Selama 15 tahun pemerintahan Hasina, Bangladesh mencapai beberapa kemajuan ekonomi, membangun proyek-proyek besar seperti jalan raya, jalur kereta api dan pelabuhan, serta memperluas jaringan listrik. Industri garmen di negara ini juga menjadi salah satu yang paling kompetitif di dunia.
Ayo berlangganan gratis newsletter mingguan Wednesday Bite. Recharge pengetahuanmu di tengah minggu, biar topik obrolan makin seru!
Namun perekonomian mengalami kesulitan sejak pandemi COVID-19. Menyusutnya cadangan devisa bahkan mendorong pemerintah mencari pinjaman bernilai miliaran dolar dari Dana Moneter Internasional, IMF. Meskipun produk domestik bruto (PDB) tumbuh lebih dari 5% setiap tahunnya, Bangladesh masih kesulitan untuk menciptakan lapangan kerja yang cukup dan bergaji layak bagi populasi generasi mudanya yang berjumlah besar.
Inflasi sangat memukul masyarakat Bangladesh
Hampir setengah dari 170 juta penduduk Bangladesh berusia di bawah 30 tahun. "Meskipun hal ini secara umum dianggap sebagai bonus demografi, hal ini dapat berubah menjadi 'kutukan demografis jika kaum muda tidak dapat mendapatkan pekerjaan yang produktif,`" kata Mansur.
Pengangguran di kalangan masyarakat berusia 15 hingga 24 tahun di Banghladesh mencapai angka tertinggi 15,7% pada tahun 2023, menurut Organisasi Perburuhan Internasional, ILO. Pada saat yang sama, ratusan ribu lulusan baru memasuki pasar kerja setiap tahunnya.
"Tetapi mereka tidak dapat dipekerjakan, mengingat kualitas pendidikan yang sangat buruk dan kurangnya keterampilan yang diperlukan,” kata Mansur, sambil menunjukkan bahwa kaum muda "merasa dirugikan, ditipu” dan mereka merasa tidak akan pernah mendapatkan pekerjaan yang layak.
Tapi itu bukan satu-satunya tantangan. Bangladesh mengalami inflasi tinggi secara terus-menerus dalam beberapa tahun terakhir. Kenaikan harga pangan dan komoditas, khususnya, telah menjadi kekhawatiran utama banyak warga Bangladesh. "Masyarakat menjadi frustrasi dan distribusi pendapatan serta kesenjangan menjadi sangat buruk di negara ini,” kata Mansur.

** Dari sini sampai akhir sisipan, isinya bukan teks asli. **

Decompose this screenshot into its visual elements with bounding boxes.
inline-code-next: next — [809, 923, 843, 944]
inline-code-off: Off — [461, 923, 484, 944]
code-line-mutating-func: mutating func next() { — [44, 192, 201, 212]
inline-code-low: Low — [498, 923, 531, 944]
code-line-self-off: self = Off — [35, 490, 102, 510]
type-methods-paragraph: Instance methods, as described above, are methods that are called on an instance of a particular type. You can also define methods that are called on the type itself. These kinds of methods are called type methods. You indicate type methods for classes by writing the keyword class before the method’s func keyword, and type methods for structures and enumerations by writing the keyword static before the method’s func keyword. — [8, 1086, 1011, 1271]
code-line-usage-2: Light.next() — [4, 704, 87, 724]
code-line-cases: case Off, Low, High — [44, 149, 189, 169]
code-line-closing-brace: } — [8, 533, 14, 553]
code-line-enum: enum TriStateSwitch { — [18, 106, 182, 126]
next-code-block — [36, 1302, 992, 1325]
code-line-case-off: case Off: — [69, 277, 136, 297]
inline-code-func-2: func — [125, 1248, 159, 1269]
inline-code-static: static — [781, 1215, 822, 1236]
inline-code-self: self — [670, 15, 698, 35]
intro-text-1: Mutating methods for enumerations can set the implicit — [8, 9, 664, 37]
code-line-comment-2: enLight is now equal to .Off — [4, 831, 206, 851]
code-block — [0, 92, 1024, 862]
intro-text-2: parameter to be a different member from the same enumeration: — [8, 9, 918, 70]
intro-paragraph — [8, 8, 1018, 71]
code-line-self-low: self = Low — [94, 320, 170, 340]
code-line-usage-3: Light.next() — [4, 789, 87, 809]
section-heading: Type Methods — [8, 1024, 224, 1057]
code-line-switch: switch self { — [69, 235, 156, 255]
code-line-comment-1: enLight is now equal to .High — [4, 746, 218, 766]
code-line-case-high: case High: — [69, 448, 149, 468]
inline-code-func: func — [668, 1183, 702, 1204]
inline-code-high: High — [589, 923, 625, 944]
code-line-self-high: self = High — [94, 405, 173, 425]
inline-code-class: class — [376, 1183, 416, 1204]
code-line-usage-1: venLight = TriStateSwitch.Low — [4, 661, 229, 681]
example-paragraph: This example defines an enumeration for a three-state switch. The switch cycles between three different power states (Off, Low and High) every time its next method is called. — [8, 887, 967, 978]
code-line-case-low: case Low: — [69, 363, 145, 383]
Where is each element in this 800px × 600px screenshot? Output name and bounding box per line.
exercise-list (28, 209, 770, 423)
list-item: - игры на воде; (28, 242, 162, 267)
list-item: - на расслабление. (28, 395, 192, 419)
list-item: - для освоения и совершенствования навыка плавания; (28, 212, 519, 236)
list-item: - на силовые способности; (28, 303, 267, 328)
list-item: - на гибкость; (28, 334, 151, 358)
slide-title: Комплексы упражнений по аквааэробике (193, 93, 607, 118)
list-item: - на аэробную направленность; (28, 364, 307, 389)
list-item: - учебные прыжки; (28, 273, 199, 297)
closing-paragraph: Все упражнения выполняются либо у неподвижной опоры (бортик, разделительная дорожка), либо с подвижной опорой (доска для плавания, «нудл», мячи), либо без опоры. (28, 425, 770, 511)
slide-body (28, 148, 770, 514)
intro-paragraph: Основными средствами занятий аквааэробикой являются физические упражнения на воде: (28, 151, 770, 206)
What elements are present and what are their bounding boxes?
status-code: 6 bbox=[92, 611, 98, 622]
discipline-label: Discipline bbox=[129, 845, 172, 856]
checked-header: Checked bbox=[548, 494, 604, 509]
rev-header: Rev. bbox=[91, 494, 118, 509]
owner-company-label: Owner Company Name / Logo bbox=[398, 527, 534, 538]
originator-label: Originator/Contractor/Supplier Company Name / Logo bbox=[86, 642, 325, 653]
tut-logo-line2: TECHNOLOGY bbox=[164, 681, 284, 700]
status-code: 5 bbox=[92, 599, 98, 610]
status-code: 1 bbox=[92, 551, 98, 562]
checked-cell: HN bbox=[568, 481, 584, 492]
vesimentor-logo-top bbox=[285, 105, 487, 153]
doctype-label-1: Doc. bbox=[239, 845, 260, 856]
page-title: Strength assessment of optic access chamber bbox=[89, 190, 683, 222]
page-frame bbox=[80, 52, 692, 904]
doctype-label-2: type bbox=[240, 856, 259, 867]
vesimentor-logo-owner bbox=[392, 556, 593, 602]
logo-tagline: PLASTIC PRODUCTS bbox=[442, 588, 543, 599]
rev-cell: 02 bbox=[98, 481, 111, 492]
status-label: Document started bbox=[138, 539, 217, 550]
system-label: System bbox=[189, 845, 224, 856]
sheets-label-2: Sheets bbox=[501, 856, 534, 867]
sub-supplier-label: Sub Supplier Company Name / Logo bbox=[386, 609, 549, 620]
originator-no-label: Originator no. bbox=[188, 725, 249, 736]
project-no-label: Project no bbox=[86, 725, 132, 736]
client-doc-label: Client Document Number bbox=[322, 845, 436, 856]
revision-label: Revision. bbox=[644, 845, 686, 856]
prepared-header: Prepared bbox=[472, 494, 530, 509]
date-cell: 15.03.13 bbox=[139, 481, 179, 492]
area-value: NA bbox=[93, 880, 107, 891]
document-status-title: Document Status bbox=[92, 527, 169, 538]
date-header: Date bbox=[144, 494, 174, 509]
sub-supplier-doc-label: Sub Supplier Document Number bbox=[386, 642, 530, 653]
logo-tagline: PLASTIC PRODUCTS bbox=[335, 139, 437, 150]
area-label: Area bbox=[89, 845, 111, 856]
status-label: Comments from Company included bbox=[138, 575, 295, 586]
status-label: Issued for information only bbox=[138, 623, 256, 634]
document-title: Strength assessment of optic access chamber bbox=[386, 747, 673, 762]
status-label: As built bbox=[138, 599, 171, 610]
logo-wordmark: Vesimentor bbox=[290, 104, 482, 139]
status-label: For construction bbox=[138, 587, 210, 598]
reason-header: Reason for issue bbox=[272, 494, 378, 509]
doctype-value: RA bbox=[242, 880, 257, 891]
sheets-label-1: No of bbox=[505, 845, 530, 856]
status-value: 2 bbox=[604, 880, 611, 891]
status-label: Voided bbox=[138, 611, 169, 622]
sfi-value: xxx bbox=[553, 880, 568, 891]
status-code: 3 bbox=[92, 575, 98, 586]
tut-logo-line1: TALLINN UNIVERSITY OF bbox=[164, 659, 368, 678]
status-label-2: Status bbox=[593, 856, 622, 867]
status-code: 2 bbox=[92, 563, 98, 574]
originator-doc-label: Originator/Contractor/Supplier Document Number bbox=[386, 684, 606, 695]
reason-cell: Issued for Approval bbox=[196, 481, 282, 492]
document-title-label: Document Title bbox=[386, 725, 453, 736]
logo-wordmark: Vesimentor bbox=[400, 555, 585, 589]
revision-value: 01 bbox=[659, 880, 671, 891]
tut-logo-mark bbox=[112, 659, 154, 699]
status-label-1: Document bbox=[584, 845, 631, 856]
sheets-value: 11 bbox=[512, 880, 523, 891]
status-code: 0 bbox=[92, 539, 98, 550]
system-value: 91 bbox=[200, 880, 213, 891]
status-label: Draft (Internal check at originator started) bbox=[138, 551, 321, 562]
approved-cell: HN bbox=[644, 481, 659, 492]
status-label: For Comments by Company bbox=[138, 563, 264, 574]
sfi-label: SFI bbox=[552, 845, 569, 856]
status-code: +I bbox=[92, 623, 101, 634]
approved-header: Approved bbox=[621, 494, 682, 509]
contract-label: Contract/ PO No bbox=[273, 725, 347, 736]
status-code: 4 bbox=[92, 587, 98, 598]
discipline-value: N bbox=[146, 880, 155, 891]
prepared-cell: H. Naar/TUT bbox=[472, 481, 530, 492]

Fahmida Khatun, kepala penelitian di lembaga think tank Center for Policy Dialogue di Dhaka, mengatakan kepada DW, situasi ekonomi di Bangladesh telah memburuk selama beberapa tahun terakhir. Dia menunjuk pada tekanan inflasi yang tinggi di seluruh dunia sejak pandemi COVID-19 dan dimulainya perang Rusia melawan Ukraina.
"Namun dalam dua tahun terakhir, hampir semua negara berhasil menurunkan inflasi, kecuali Bangladesh,” katanya. Fahmida Khatun mengatakan, bank sentral tidak mampu mengambil tindakan yang tepat untuk mengatasi masalah tersebut.
Bisakah Yunus mendorong reformasi struktural?
Menanggapi kekacauan yang terjadi setelah larinya Sheikh Hasina ke luar negeri, banyak toko dan pabrik tutup, termasuk pabrik-pabrik di sektor tekstil dan garment, yang sangat penting bagi perekonomian Bangladesh.
Negara ini menghasilkan lebih dari $46 miliar setiap tahunnya dengan mengekspor pakaian ke luar negeri, dan sebagian besar ditujukan ke Eropa dan Amerika Serikat. Lebih dari 4 juta pekerja, sebagian besar perempuan, bekerja di sekitar 4.000 pabrik, yang memasok banyak merek ternama dunia, termasuk Levi's, Zara dan H&M.
"Dari sudut pandang ekonomi, membangun dan menjalankan kembali pabrik akan menjadi prioritas," kata Gareth Leather dan Shilan Shah, ekonom di Capital Economics yang berbasis di London, dalam catatan penelitian minggu ini.
Mereka memperingatkan bahwa produsen garmen dapat mengalihkan operasi mereka ke tempat lain jika pihak berwenang gagal mengendalikan situasi. "Tetapi jika perdamaian dan stabilitas segera dipulihkan, kami perkirakan dampak jangka panjang terhadap sektor ini akan relatif kecil."
Ekonom Ahsan H. Mansur mengatakan, Bangladesh memerlukan reformasi mendasar untuk mengatasi tantangan struktural yang dihadapi perekonomian. Hal ini mencakup penguatan lembaga regulasi dan pemberantasan korupsi, reformasi sektor perbankan dan keuangan, serta kebijakan perpajakan dan bea cukai.
"Pemerintah perlu membentuk beberapa kelompok ahli untuk mengatasi hal tersebut. Dan mereka harus melakukannya dengan sangat cepat. Itulah tantangan besarnya," pungkasnya.